Triage
When something breaks on Kestrel, start here. This page has four branches — one per common stuck-state — and each branch points at the canonical page to fix it. If you know the specific error message already, the troubleshooting index is a flat search index. Otherwise, pick the branch that matches your symptom.
kubelogin login fails
Section titled “kubelogin login fails”Symptom: kubectl get ns prints error: You must be logged in to the server (Unauthorized), or your browser does not open, or the browser opens but returns a Keycloak error page.
First place to look: Install kubelogin troubleshooting. The three most common failures are a port conflict on 8000, a stale OIDC state cache, and a missing GUI browser on WSL2 or SSH sessions — all covered there.
If the troubleshooting section does not resolve it, your tenant group claim may not match the Capsule Tenant owner. Check that you can see your tenant’s namespace with kubectl get ns | grep <your-tenant>. If the list is empty, see Identity chain and then open a ticket if the mismatch is real.
ArgoCD sync fails
Section titled “ArgoCD sync fails”Symptom: you pushed to your repo, the ArgoCD UI shows the new Application, but it is OutOfSync, Degraded, or Unknown. The sync message names a specific error.
First place to look: the ArgoCD UI sync diff — click into your Application, then the failing resource, then the sync message.
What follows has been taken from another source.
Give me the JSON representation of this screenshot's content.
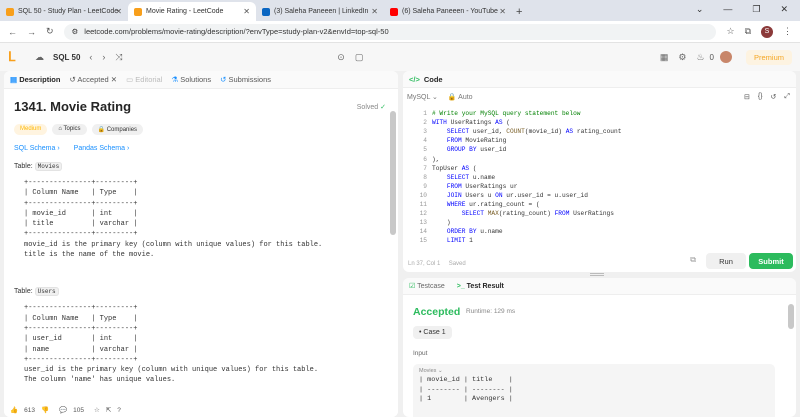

The most common failures are a YAML validation error, a Kyverno Pod Security rejection (missing runAsNonRoot, wrong seccompProfile, missing capabilities.drop: [ALL]), a Capsule namespace-prefix rejection, or a priority class not in the allowlist.
Cross-reference: see Known limitations for PSS, namespace prefix enforcement, and priority class allowlist. The first-deployment walkthrough “If something goes wrong” section has a shorter list tied to that specific walkthrough.
Ingress 404 or TLS error
Section titled “Ingress 404 or TLS error”Symptom: your Pod is Running, your Service is ClusterIP, your Ingress has a hostname, but visiting the hostname in a browser returns 404, “connection refused”, or a TLS warning.
First place to look: kubectl describe ingress -n <your-tenant>-<namespace> to confirm the ingressClassName: traefik annotation and the tls.secretName are set. Then kubectl get certificate -n <your-tenant>-<namespace> to check whether cert-manager has issued the cert (the first issue takes about 30 seconds). A 404 with a valid cert usually means the Service selector does not match the Pod labels — double-check spec.selector on the Service and spec.template.metadata.labels on the Deployment.
Deeper context: Ingress on Kestrel has the full Traefik + cert-manager recipe. See also Network model for why LoadBalancer does not work and Known limitations for the rationale.
Storage or quota surprise
Section titled “Storage or quota surprise”Symptom: a PVC is stuck in Pending, a Pod fails to schedule with Insufficient cpu or Insufficient memory, or an ArgoCD sync fails with a quota-exceeded error.
First place to look: kubectl describe resourcepool (it is cluster-scoped — -n is ignored) to see your tenant’s current quota usage versus its allocation. The Resource pools and quotas page has the tier numbers.
If it is a PVC issue rather than a CPU or memory issue: kubectl describe pvc -n <your-tenant>-<namespace>. The default storage class is csi-cinder-sc-delete (ReadWriteOnce only); ReadWriteMany (shared) volumes are not offered through a storage class — open a ticket with RCS to have a per-tenant NFS volume provisioned. A PVC naming any other storage class is rejected at admission and stays Pending. Deeper storage context is in Storage classes. See Known limitations for why one namespace’s runaway can eat the whole tenant’s quota.
None of the above helped? Open a ticket with RCS. Include: the command you ran, the exact error message, the tenant name, the namespace, and the approximate time the failure started. See Support for the canonical “how to open a ticket” page.